2. “A verdant park. A playground. Davy leaping off a platform into a mulch bed, looking for all the world like a commando jumping out of an airplane. It seemed an arbitrary set of images, nothing to do with the facts before him. And absolutely everything to do with them.”
This passage reveals Slaton’s internal conflict, juxtaposing mundane family memories with his lethal reality. The contrast underscores how his past as an operative relentlessly intrudes on his present, driving his actions.
3. “How does anyone conduct a proper interrogation anymore?”
A darkly humorous reflection during Slaton’s abrupt awakening of Mordechai. The line encapsulates his professional frustration while subtly highlighting the tension between his methodical spycraft and the messy human elements of his mission.

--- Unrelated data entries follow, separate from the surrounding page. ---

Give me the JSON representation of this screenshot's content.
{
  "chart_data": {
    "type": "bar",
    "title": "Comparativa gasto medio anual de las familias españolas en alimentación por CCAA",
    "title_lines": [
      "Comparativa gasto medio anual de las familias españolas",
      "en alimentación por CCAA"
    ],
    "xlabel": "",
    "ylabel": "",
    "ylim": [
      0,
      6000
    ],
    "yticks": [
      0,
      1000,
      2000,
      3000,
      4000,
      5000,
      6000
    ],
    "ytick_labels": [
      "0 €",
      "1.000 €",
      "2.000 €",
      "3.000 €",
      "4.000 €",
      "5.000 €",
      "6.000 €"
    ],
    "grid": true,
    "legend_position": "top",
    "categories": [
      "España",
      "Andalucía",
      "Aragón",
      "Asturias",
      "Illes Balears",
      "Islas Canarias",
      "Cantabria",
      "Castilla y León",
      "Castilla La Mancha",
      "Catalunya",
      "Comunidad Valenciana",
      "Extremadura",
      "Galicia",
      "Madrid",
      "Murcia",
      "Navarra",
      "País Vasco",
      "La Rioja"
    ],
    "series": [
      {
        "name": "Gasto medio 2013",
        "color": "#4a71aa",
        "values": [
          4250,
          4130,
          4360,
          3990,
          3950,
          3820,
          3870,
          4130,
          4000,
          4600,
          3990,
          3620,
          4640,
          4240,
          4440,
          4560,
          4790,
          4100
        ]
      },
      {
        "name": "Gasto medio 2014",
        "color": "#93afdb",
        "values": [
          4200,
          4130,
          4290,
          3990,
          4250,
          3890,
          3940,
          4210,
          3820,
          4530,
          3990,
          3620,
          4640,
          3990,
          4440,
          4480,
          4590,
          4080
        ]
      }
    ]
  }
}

4. “When I put myself in their shoes, I see a more likely scenario… Right now, they’re probably wishing they’d hired more competent killers.”
This quote demonstrates Slaton’s strategic mindset as he reverse-engineers his enemies’ perspective. It also reveals his cold confidence in his own lethal capabilities, a recurring theme in his character.
5. “And for the first time in his life, Slaton wondered what it would be like to be among them.”
The chapter’s closing line poignantly captures Slaton’s existential dilemma—his longing for normalcy amid the isolation of his mission. This moment of vulnerability contrasts sharply with his otherwise ruthless efficiency.